While Chipotle may have lost its leader, Scott Boatwright has been named the interim CEO. He has been with the company for seven years and has served as its chief operating officer; there likely won't be a significant change in the company's long-term growth plans. The business has been taking off, and what's encouraging is that there are still more opportunities out there for Chipotle. It owns and operates more than 3,400 restaurants all over the world. It's also targeting an annual growth rate between 8% and 10% for the foreseeable future. 

By comparison, Starbucks has a much larger footprint, with over 39,000 stores worldwide. For Starbucks, the strategy isn't as simple as opening more locations to grow its earnings, as it could run the risk of cannibalizing sales at existing locations or expanding into markets where the growth prospects may not be ideal. The company's new CEO has his hands full with a lot of locations to potentially evaluate and review, which is why a drastic improvement in the company's lackluster earnings numbers may not come easily.

Starbucks' exposure to China could put pressure on margins

Starbucks investors will want to keep a close eye on how Starbucks performs in China, where it has more than 7,300 stores. It's a key market for the company, and with rising competition there, particularly from Luckin Coffee, not only could Starbucks' growth prospects be hurting but so too could margins as intense competition may make it difficult for the company to maintain strong market share while keeping prices high.

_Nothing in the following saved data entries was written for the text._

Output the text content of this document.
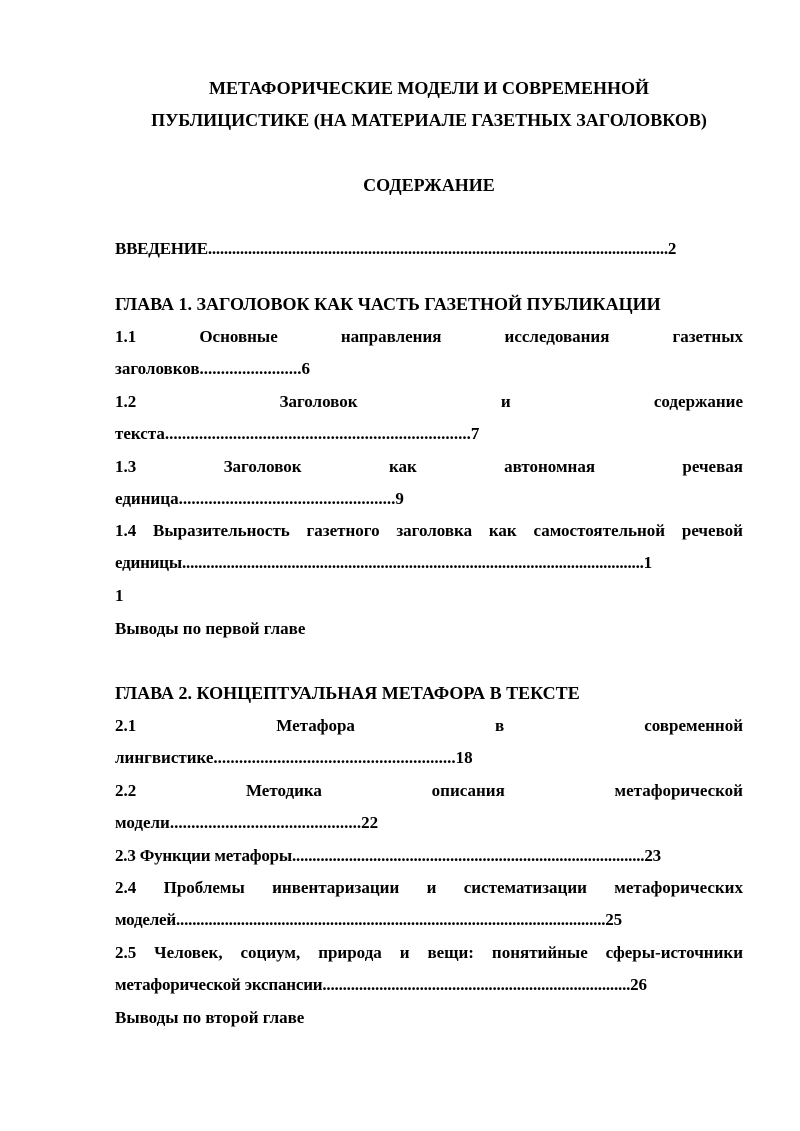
МЕТАФОРИЧЕСКИЕ МОДЕЛИ И СОВРЕМЕННОЙ
ПУБЛИЦИСТИКЕ (НА МАТЕРИАЛЕ ГАЗЕТНЫХ ЗАГОЛОВКОВ)
СОДЕРЖАНИЕ
ВВЕДЕНИЕ...................................................................................................................2
ГЛАВА 1. ЗАГОЛОВОК КАК ЧАСТЬ ГАЗЕТНОЙ ПУБЛИКАЦИИ
1.1	Основные	направления	исследования	газетных
заголовков........................6
1.2	Заголовок	и	содержание
текста........................................................................7
1.3	Заголовок	как	автономная	речевая
единица...................................................9
1.4 Выразительность газетного заголовка как самостоятельной речевой
единицы..................................................................................................................1
1
Выводы по первой главе
ГЛАВА 2. КОНЦЕПТУАЛЬНАЯ МЕТАФОРА В ТЕКСТЕ
2.1	Метафора	в	современной
лингвистике.........................................................18
2.2	Методика	описания	метафорической
модели.............................................22
2.3 Функции метафоры.......................................................................................23
2.4 Проблемы инвентаризации и систематизации метафорических
моделей..........................................................................................................25
2.5 Человек, социум, природа и вещи: понятийные сферы-источники
метафорической экспансии............................................................................26
Выводы по второй главе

In its most recent quarter, which ended on June 30, Starbucks' revenue in China was down 11% year over year. Comparable-store sales (which only factor in stores that were open a year ago) looked even worse as they were down 14%, which is far worse than the 2% decline the company experienced in North America. The company faces a tough road ahead, especially with the Chinese economy struggling this year. And with growing competition there, things may not necessarily get easier for Starbucks in the months and years ahead. If it can't find a way to significantly improve its operations in China, the stock's rally may be limited.

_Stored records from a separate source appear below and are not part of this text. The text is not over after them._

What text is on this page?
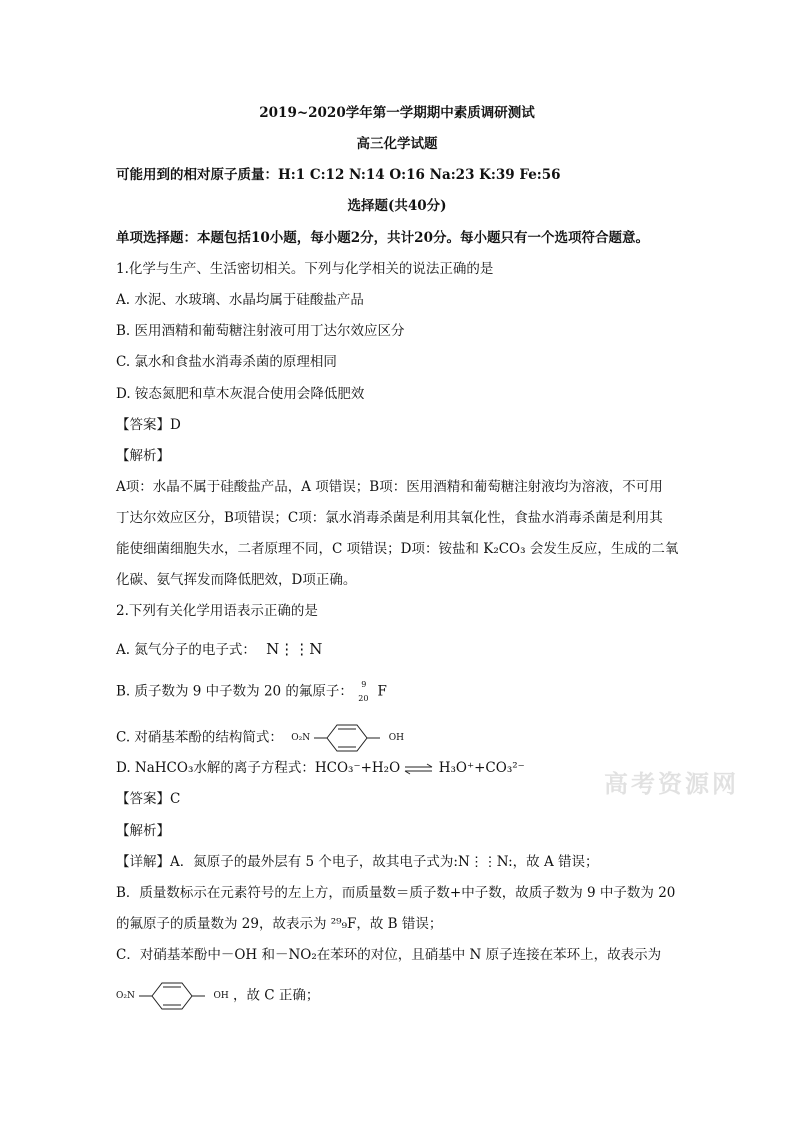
2019~2020学年第一学期期中素质调研测试
高三化学试题
可能用到的相对原子质量：H:1 C:12 N:14 O:16 Na:23 K:39 Fe:56
选择题(共40分)
单项选择题：本题包括10小题，每小题2分，共计20分。每小题只有一个选项符合题意。
1.化学与生产、生活密切相关。下列与化学相关的说法正确的是
A. 水泥、水玻璃、水晶均属于硅酸盐产品
B. 医用酒精和葡萄糖注射液可用丁达尔效应区分
C. 氯水和食盐水消毒杀菌的原理相同
D. 铵态氮肥和草木灰混合使用会降低肥效
【答案】D
【解析】
A项：水晶不属于硅酸盐产品，A 项错误；B项：医用酒精和葡萄糖注射液均为溶液，不可用
丁达尔效应区分，B项错误；C项：氯水消毒杀菌是利用其氧化性，食盐水消毒杀菌是利用其
能使细菌细胞失水，二者原理不同，C 项错误；D项：铵盐和 K₂CO₃ 会发生反应，生成的二氧
化碳、氨气挥发而降低肥效，D项正确。
2.下列有关化学用语表示正确的是
A. 氮气分子的电子式： N⋮⋮N
B. 质子数为 9 中子数为 20 的氟原子： 9
20 F
C. 对硝基苯酚的结构简式： O₂N	OH
D. NaHCO₃水解的离子方程式：HCO₃⁻+H₂O ⇌ H₃O⁺+CO₃²⁻
【答案】C
【解析】
【详解】A．氮原子的最外层有 5 个电子，故其电子式为:N⋮⋮N:，故 A 错误；
B．质量数标示在元素符号的左上方，而质量数＝质子数+中子数，故质子数为 9 中子数为 20
的氟原子的质量数为 29，故表示为 ²⁹₉F，故 B 错误；
C．对硝基苯酚中－OH 和－NO₂在苯环的对位，且硝基中 N 原子连接在苯环上，故表示为
O₂N	OH ，故 C 正确；
高考资源网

Chipotle looks like the better stock to buy today

Starbucks has been the hotter stock over the past three months, with 22% gains over that stretch, vastly outperforming Chipotle (it's up around 12%). However, with some significant challenges ahead for the company's new CEO, I'm not overly optimistic that this will be the start of a prolonged rally for the popular coffee chain. It's hype rather than stronger financial results that are fueling the stock of late, and that's not going to be sustainable in the long run.

Chipotle may have a much easier path to generating sustainable growth in both the short and long term, which is why I would expect the stock to be the better buy over at least the next five years.